Non è una novità. E' stato così nella guerra d'Algeria, durante il conflitto del Vietnam, a Gaza nel 2006. In questi conflitti, l'errore centrale dei paesi occidentali, al di là delle singole ed enormi differenze e delle possibili ed eventuali soluzioni politiche, fu di ridurre lo scontro ad una mera questione militare mentre il nemico svolgeva un confronto a tutto tondo muovendosi su più livelli. Forse ci siamo dimenticati che la Battaglia d'Algeri coincise con la discussione all'Onu della questione algerina? O delle parole di quel generale del Vietnam del Nord che confessò candidamente ad un suo corrispettivo statunitense che per sapere come andasse il conflitto tutte le mattine lo stato maggiore di Hanoi ascoltava la radio americana? O della capacità di Hezbollah di farsi passare da vittime portando a braccetto D'Alema a Beirut e costruendo scene dei bombardamenti aerei ad hoc con le scarpine dei bambini che viaggiavano da un luogo all'altro a seconda delle esigenze delle TV internazionali?
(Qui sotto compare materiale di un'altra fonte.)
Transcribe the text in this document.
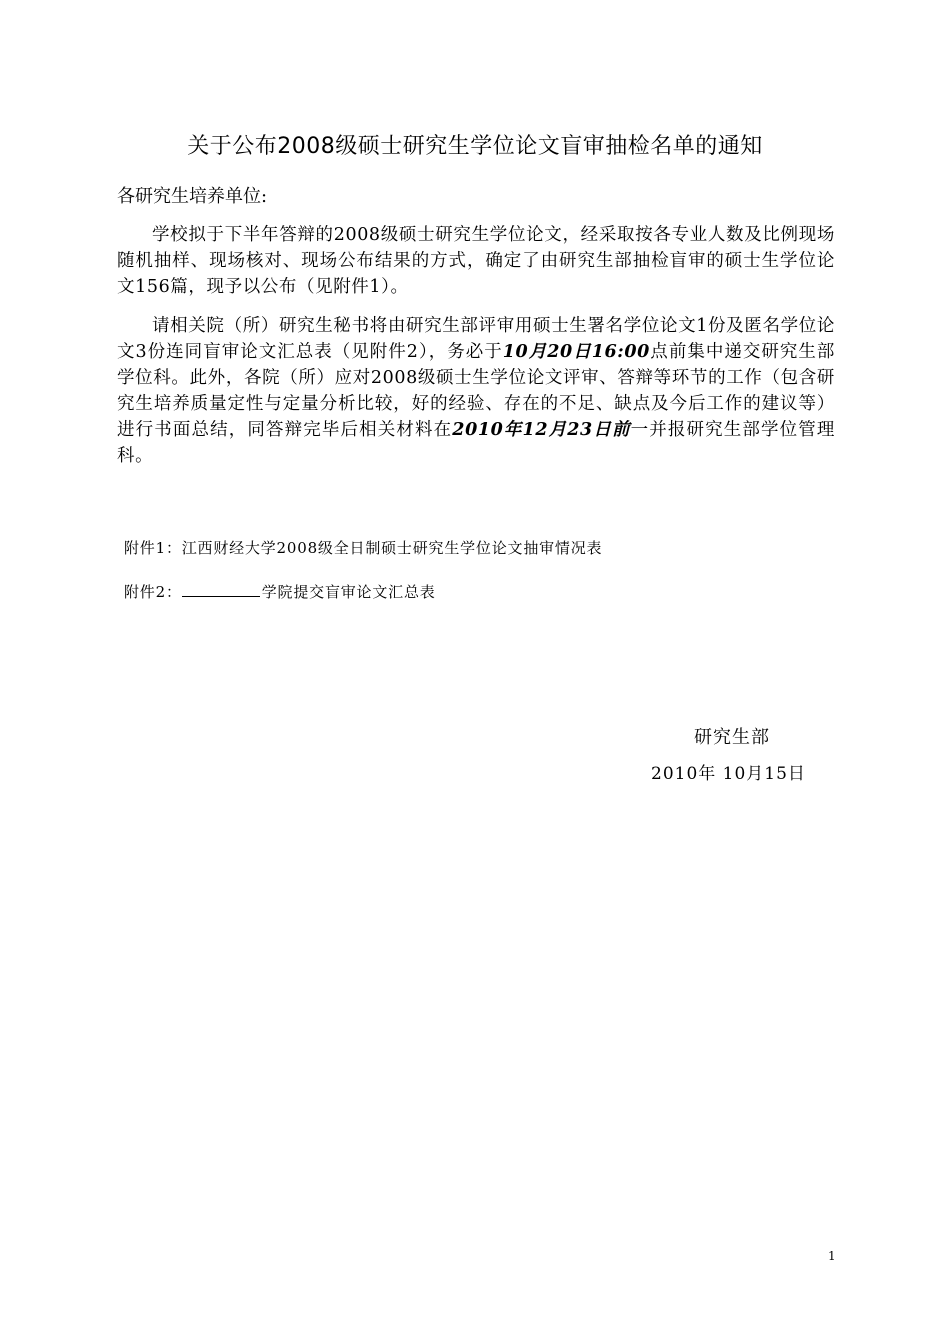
关于公布2008级硕士研究生学位论文盲审抽检名单的通知
各研究生培养单位:
学校拟于下半年答辩的2008级硕士研究生学位论文，经采取按各专业人数及比例现场随机抽样、现场核对、现场公布结果的方式，确定了由研究生部抽检盲审的硕士生学位论文156篇，现予以公布（见附件1）。
请相关院（所）研究生秘书将由研究生部评审用硕士生署名学位论文1份及匿名学位论文3份连同盲审论文汇总表（见附件2），务必于10月20日16:00点前集中递交研究生部学位科。此外，各院（所）应对2008级硕士生学位论文评审、答辩等环节的工作（包含研究生培养质量定性与定量分析比较，好的经验、存在的不足、缺点及今后工作的建议等）进行书面总结，同答辩完毕后相关材料在2010年12月23日前一并报研究生部学位管理科。
附件1：江西财经大学2008级全日制硕士研究生学位论文抽审情况表
附件2：	学院提交盲审论文汇总表
研究生部
2010年 10月15日
1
Il fatto è che per Israele per molteplici motivi considerare la complessità della moderna "guerra tra la gente" è molto difficile. Per la sua mentalità, perché Israele si sente, a ragione, la vittima della storia e quindi è abituata a lottare con i denti per la vita e a vedere ogni conflitto come esistenziale in termini di sicurezza; per la storia del conflitto israelo palestinese erede delle guerre arabo israeliane dove si fronteggiavano eserciti tradizionali; per la natura dell'attuale scontro con Hamas che Tel Aviv, a ragione, valuta insolubile perché tutto di natura ideologica religiosa e non politica.
Ma se Israele non vuole tutte le volte ripartire daccapo, in un infinito gioco dell'oca, dovrebbe considerare le molteplici dimensioni della strategia e capire che la gestione dell'opinion pubblica internazionale, dei mass media e della diplomazia sono un fronte forse più importante dello scontro militare dove i palestinesi non sono certo in grado di minacciare la sua esistenza.